関東在住ですが旅行好きということもあって、地方の飲食店さんにも足を運ぶのが一番の楽しみです。
飲食店さんの魅力を少しでも多く発信・共有できればと思いますので、気が向いた時にでも訪問お待ちしております。
JR目黒駅から行人坂を下って徒歩5分の場所にある、ホテル雅叙園東京の中にあります。
レストランだけの利用も可能となっています。
ホテルの中に入ると、ラグジュアリーな雰囲気はもちろんのこと、中華系の豪華な装飾が出迎えてくれます。
なんとも言えない非日常感はまさに別世界という印象です。
旬遊紀に向かうまでも、2〜3のレストランがあり、敷地内に流れる滝を見ることなどができます。
今回、雅叙園東京さんを訪れた、もう一つの理由が東京都指定有形文化財にもなっている「百段階段」です。
ランチとセットで、オンラインで予約したのですが、当日にチケットを購入することも可能です。
百段階段は、1935年に建てられた木造建築で「昭和の竜宮城」と呼ばれる絢爛さがあります。
実際の階段は99段で、永遠や未完成は、先々の発展を願ったとのこと。
階段を上がるたびに変わる部屋の様子は、江戸文化を思わせる装飾で、当時屈指の著名な画家達による貴重な作品を見ることもできます。
雅叙園東京さんい訪れた際は、是非とも見てもらいたい貴重な建築物です。
旬遊紀は建物の一番奥にあり、外観には城壁や門を思わせるような重厚な入口です。
こちらは一般的な席ですが、重厚な作りと落ち着いた雰囲気があります。
席は全部で130席となっています。
旬遊紀には、一般的な席とは別に室料を支払うことで利用できる個室もあり、中でも「玉城」という部屋には、現存する最古の物と言われる、中華料理でお馴染みの回転テーブルがあります。
ランチでお邪魔したので、数種類あるコースから「旬香コース」でお願いしました。
左から、クラゲの冷菜、白菜の甘酢漬け、お麩の煮込みです。
クラゲの歯ごたえ、細めに切られた白菜と食感、味付けともに良い感じです。
茶碗蒸しにハマグリがのせられ、三つ葉が添えられています。
ハマグリにはとびこ(とびっこ)が添えてあり、食感にアクセントと塩気を与えてくれます。
茶碗蒸しは非常になめらかな食感に、銀杏や貝柱が入っています。
味はほど良い塩気が美味しいです。
本日の飲茶二種ということで、ピンク色が蟹と帆立の飲茶、黄色の方が香港焼売です。
蟹と帆立の飲茶は餃子のような包まれたもので、モッチリとした食感と海鮮の風味が美味しいです。
香港焼売は、肉々しい感じがありつつも、食感は非常に柔らかいです。
スモークダックとは鴨肉のことで、中華料理ではポピュラーな食材だそうです。

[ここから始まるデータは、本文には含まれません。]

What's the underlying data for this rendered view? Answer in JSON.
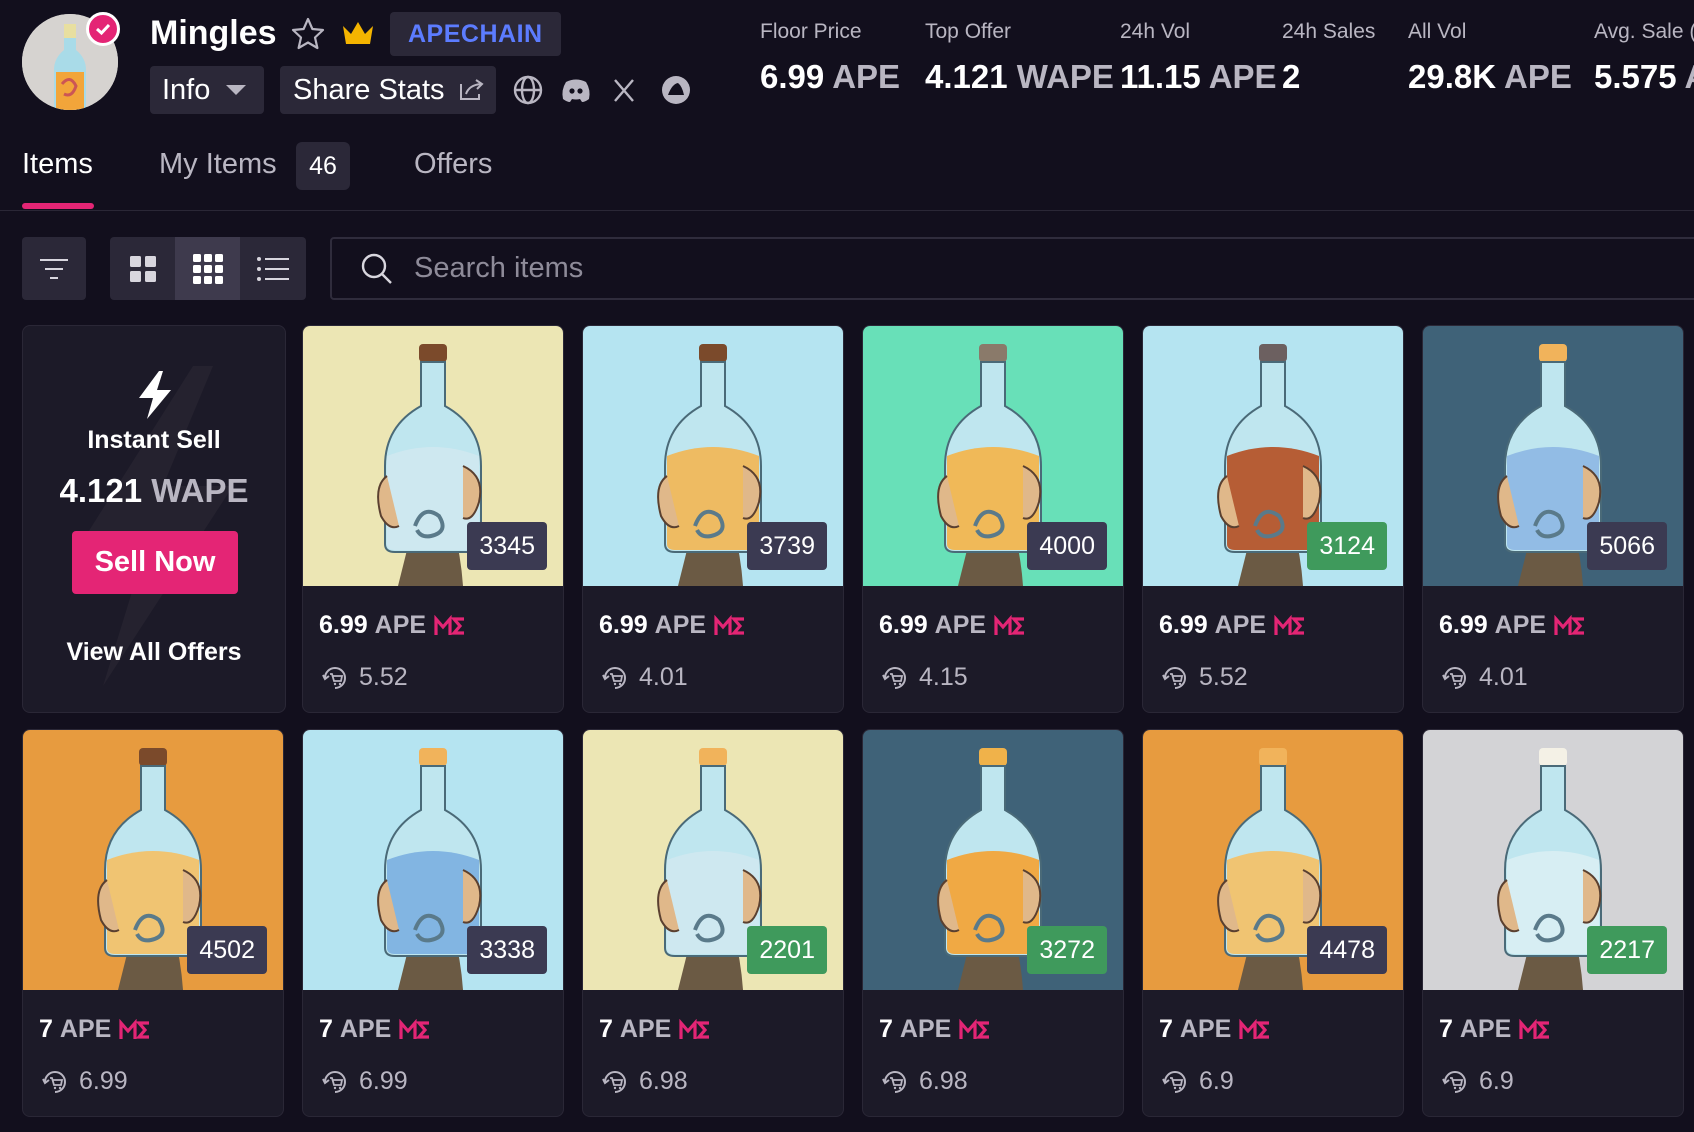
{
  "collection": {
    "name": "Mingles",
    "chain": "APECHAIN"
  },
  "actions": {
    "info_label": "Info",
    "share_label": "Share Stats"
  },
  "stats": [
    {
      "label": "Floor Price",
      "value": "6.99",
      "unit": "APE"
    },
    {
      "label": "Top Offer",
      "value": "4.121",
      "unit": "WAPE"
    },
    {
      "label": "24h Vol",
      "value": "11.15",
      "unit": "APE"
    },
    {
      "label": "24h Sales",
      "value": "2",
      "unit": ""
    },
    {
      "label": "All Vol",
      "value": "29.8K",
      "unit": "APE"
    },
    {
      "label": "Avg. Sale (",
      "value": "5.575",
      "unit": "A"
    }
  ],
  "tabs": {
    "items": "Items",
    "my_items": "My Items",
    "my_items_count": "46",
    "offers": "Offers"
  },
  "search": {
    "placeholder": "Search items"
  },
  "instant_sell": {
    "label": "Instant Sell",
    "price": "4.121",
    "unit": "WAPE",
    "button": "Sell Now",
    "view_all": "View All Offers"
  },
  "cards": [
    {
      "id": "3345",
      "price": "6.99",
      "unit": "APE",
      "offer": "5.52",
      "bg": "#ece6b4",
      "liquid": "#cfe8ef",
      "cap": "#7b4a2b",
      "badge": "#3b3a52"
    },
    {
      "id": "3739",
      "price": "6.99",
      "unit": "APE",
      "offer": "4.01",
      "bg": "#b5e4f1",
      "liquid": "#f0b85a",
      "cap": "#7b4a2b",
      "badge": "#3b3a52"
    },
    {
      "id": "4000",
      "price": "6.99",
      "unit": "APE",
      "offer": "4.15",
      "bg": "#68e0b8",
      "liquid": "#f2b64f",
      "cap": "#8a7a6a",
      "badge": "#3b3a52"
    },
    {
      "id": "3124",
      "price": "6.99",
      "unit": "APE",
      "offer": "5.52",
      "bg": "#b5e4f1",
      "liquid": "#b5552a",
      "cap": "#6c6060",
      "badge": "#3f9a5c"
    },
    {
      "id": "5066",
      "price": "6.99",
      "unit": "APE",
      "offer": "4.01",
      "bg": "#3f6278",
      "liquid": "#8fb9e4",
      "cap": "#f1b35b",
      "badge": "#3b3a52"
    },
    {
      "id": "4502",
      "price": "7",
      "unit": "APE",
      "offer": "6.99",
      "bg": "#e79b3f",
      "liquid": "#f2c26a",
      "cap": "#7b4a2b",
      "badge": "#3b3a52"
    },
    {
      "id": "3338",
      "price": "7",
      "unit": "APE",
      "offer": "6.99",
      "bg": "#b5e4f1",
      "liquid": "#7eb2e0",
      "cap": "#f1b35b",
      "badge": "#3b3a52"
    },
    {
      "id": "2201",
      "price": "7",
      "unit": "APE",
      "offer": "6.98",
      "bg": "#ece6b4",
      "liquid": "#cfe8ef",
      "cap": "#f1b35b",
      "badge": "#3f9a5c"
    },
    {
      "id": "3272",
      "price": "7",
      "unit": "APE",
      "offer": "6.98",
      "bg": "#3f6278",
      "liquid": "#f2a53a",
      "cap": "#f0b24a",
      "badge": "#3f9a5c"
    },
    {
      "id": "4478",
      "price": "7",
      "unit": "APE",
      "offer": "6.9",
      "bg": "#e79b3f",
      "liquid": "#f2c26a",
      "cap": "#f1b35b",
      "badge": "#3b3a52"
    },
    {
      "id": "2217",
      "price": "7",
      "unit": "APE",
      "offer": "6.9",
      "bg": "#d3d3d6",
      "liquid": "#d8eef2",
      "cap": "#f4f1e6",
      "badge": "#3f9a5c"
    }
  ],
  "colors": {
    "accent": "#e42575",
    "chain": "#5c7cff",
    "background": "#120f1d"
  }
}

(北京ダックはアヒルになります)
葱や胡瓜、海鮮ベースの味噌とともに食べるのですが、野菜のシャキシャキとした食感と、モッチリとした包みのバランスが非常に良いです。
ピーマンや筍などの野菜とともに炒められ、お豆腐は軽く衣が付けられています。
けっこう辛めに味付けてあり、ご飯が欲しくなる一品でした。
牛肉は衣で包まれ、表面はモッチリとして上品な食感です。
噛みしめると、閉じ込められた牛肉の味が広がります。
大根もしっかりと味が付けられつつも、フルーツのような食感と凝縮された旨味を感じます。
甘辛で深みのある中華料理らしい味わいです。
見た目が黄色の小籠包が非常にキレイです。
上海蟹味噌の風味がものすごくするわけではないのですが、スープには美味しさがあります。
小籠包の皮は厚めで、少し食べるのに苦労しました。
メインの食事は、焼きそば、ワンタンそば、炒飯の3種から選ぶことができます。
ボリュームはお茶碗一杯分の半分くらいのサイズです。
お米はけっこうしっかりめで、固めの食感です。
オリーブオイルのアクセントと、レタスの味がバランス良く、しっかりとコーティングされた感が実感できます。

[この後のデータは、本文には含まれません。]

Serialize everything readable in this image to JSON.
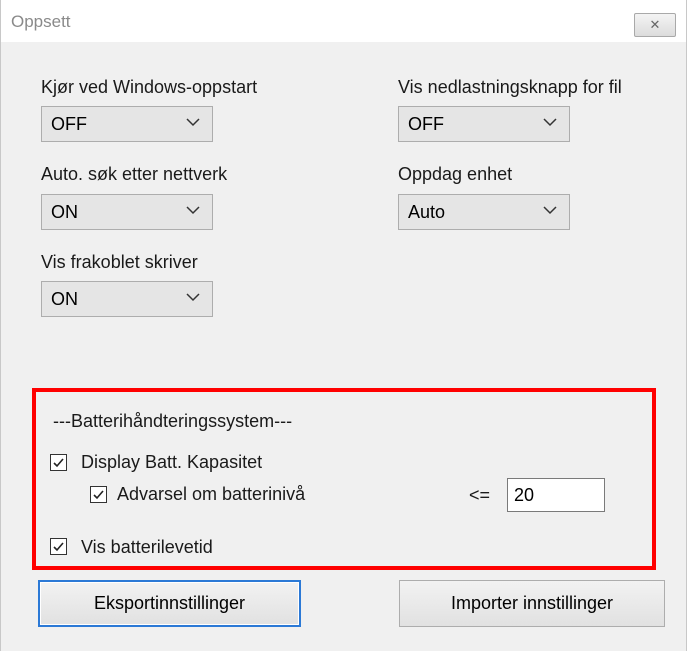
{
  "window": {
    "title": "Oppsett",
    "close_glyph": "✕"
  },
  "settings": {
    "run_on_startup": {
      "label": "Kjør ved Windows-oppstart",
      "value": "OFF"
    },
    "show_download_button": {
      "label": "Vis nedlastningsknapp for fil",
      "value": "OFF"
    },
    "auto_search_network": {
      "label": "Auto. søk etter nettverk",
      "value": "ON"
    },
    "detect_device": {
      "label": "Oppdag enhet",
      "value": "Auto"
    },
    "show_offline_printer": {
      "label": "Vis frakoblet skriver",
      "value": "ON"
    }
  },
  "battery": {
    "heading": "---Batterihåndteringssystem---",
    "display_capacity": {
      "label": "Display Batt. Kapasitet",
      "checked": true
    },
    "level_warning": {
      "label": "Advarsel om batterinivå",
      "checked": true
    },
    "operator": "<=",
    "threshold": "20",
    "show_lifetime": {
      "label": "Vis batterilevetid",
      "checked": true
    }
  },
  "buttons": {
    "export": "Eksportinnstillinger",
    "import": "Importer innstillinger"
  },
  "colors": {
    "highlight": "#ff0000",
    "focus": "#2b79d6",
    "dialog_bg": "#f0f0f0"
  }
}
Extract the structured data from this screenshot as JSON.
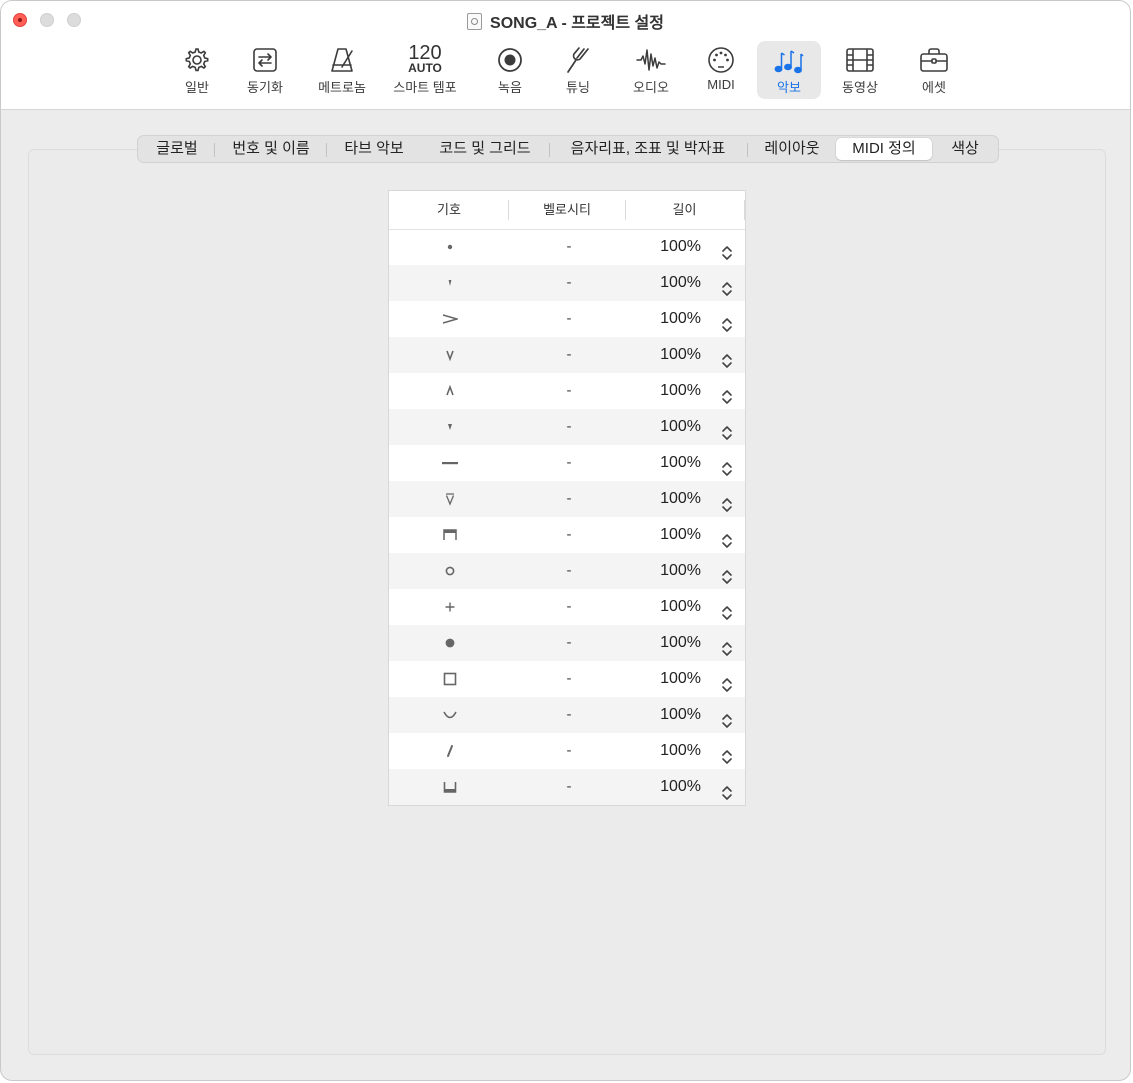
{
  "window": {
    "title": "SONG_A - 프로젝트 설정"
  },
  "toolbar": {
    "items": [
      {
        "label": "일반",
        "icon": "gear-icon"
      },
      {
        "label": "동기화",
        "icon": "sync-icon"
      },
      {
        "label": "메트로놈",
        "icon": "metronome-icon"
      },
      {
        "label": "스마트 템포",
        "icon": "smart-tempo-icon",
        "tempo_value": "120",
        "tempo_mode": "AUTO"
      },
      {
        "label": "녹음",
        "icon": "record-icon"
      },
      {
        "label": "튜닝",
        "icon": "tuning-fork-icon"
      },
      {
        "label": "오디오",
        "icon": "waveform-icon"
      },
      {
        "label": "MIDI",
        "icon": "midi-port-icon"
      },
      {
        "label": "악보",
        "icon": "score-notes-icon",
        "active": true
      },
      {
        "label": "동영상",
        "icon": "film-icon"
      },
      {
        "label": "에셋",
        "icon": "briefcase-icon"
      }
    ]
  },
  "tabs": {
    "items": [
      {
        "label": "글로벌"
      },
      {
        "label": "번호 및 이름"
      },
      {
        "label": "타브 악보"
      },
      {
        "label": "코드 및 그리드"
      },
      {
        "label": "음자리표, 조표 및 박자표"
      },
      {
        "label": "레이아웃"
      },
      {
        "label": "MIDI 정의",
        "selected": true
      },
      {
        "label": "색상"
      }
    ]
  },
  "table": {
    "headers": {
      "symbol": "기호",
      "velocity": "벨로시티",
      "length": "길이"
    },
    "rows": [
      {
        "symbol": "staccato-dot",
        "velocity": "-",
        "length": "100%"
      },
      {
        "symbol": "staccatissimo-wedge",
        "velocity": "-",
        "length": "100%"
      },
      {
        "symbol": "accent",
        "velocity": "-",
        "length": "100%"
      },
      {
        "symbol": "marcato-down",
        "velocity": "-",
        "length": "100%"
      },
      {
        "symbol": "marcato-up",
        "velocity": "-",
        "length": "100%"
      },
      {
        "symbol": "small-wedge",
        "velocity": "-",
        "length": "100%"
      },
      {
        "symbol": "tenuto",
        "velocity": "-",
        "length": "100%"
      },
      {
        "symbol": "open-wedge",
        "velocity": "-",
        "length": "100%"
      },
      {
        "symbol": "down-bow",
        "velocity": "-",
        "length": "100%"
      },
      {
        "symbol": "harmonic-circle",
        "velocity": "-",
        "length": "100%"
      },
      {
        "symbol": "plus",
        "velocity": "-",
        "length": "100%"
      },
      {
        "symbol": "large-dot",
        "velocity": "-",
        "length": "100%"
      },
      {
        "symbol": "square",
        "velocity": "-",
        "length": "100%"
      },
      {
        "symbol": "arc",
        "velocity": "-",
        "length": "100%"
      },
      {
        "symbol": "slash-stroke",
        "velocity": "-",
        "length": "100%"
      },
      {
        "symbol": "bracket-open",
        "velocity": "-",
        "length": "100%"
      }
    ]
  },
  "colors": {
    "accent": "#1a73e8",
    "close_button": "#ff5f57"
  }
}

タピオカの粒々食感と杏仁豆腐の上品でミルキーな味が美味しいです。
洋梨はコンポートとされたようで、落ち着きある味がして、違和感なく食べられました。
雅叙園東京さんは今回はじめてお邪魔したのですが、ラグジュエリー感と非日常感はさすがの一言です。
本格的な中華料理はそれほど経験がないのですが、それぞれの料理に使われている食材、調理など知らないことも多く、中華料理の奥深さと面白さを実感させてくれました。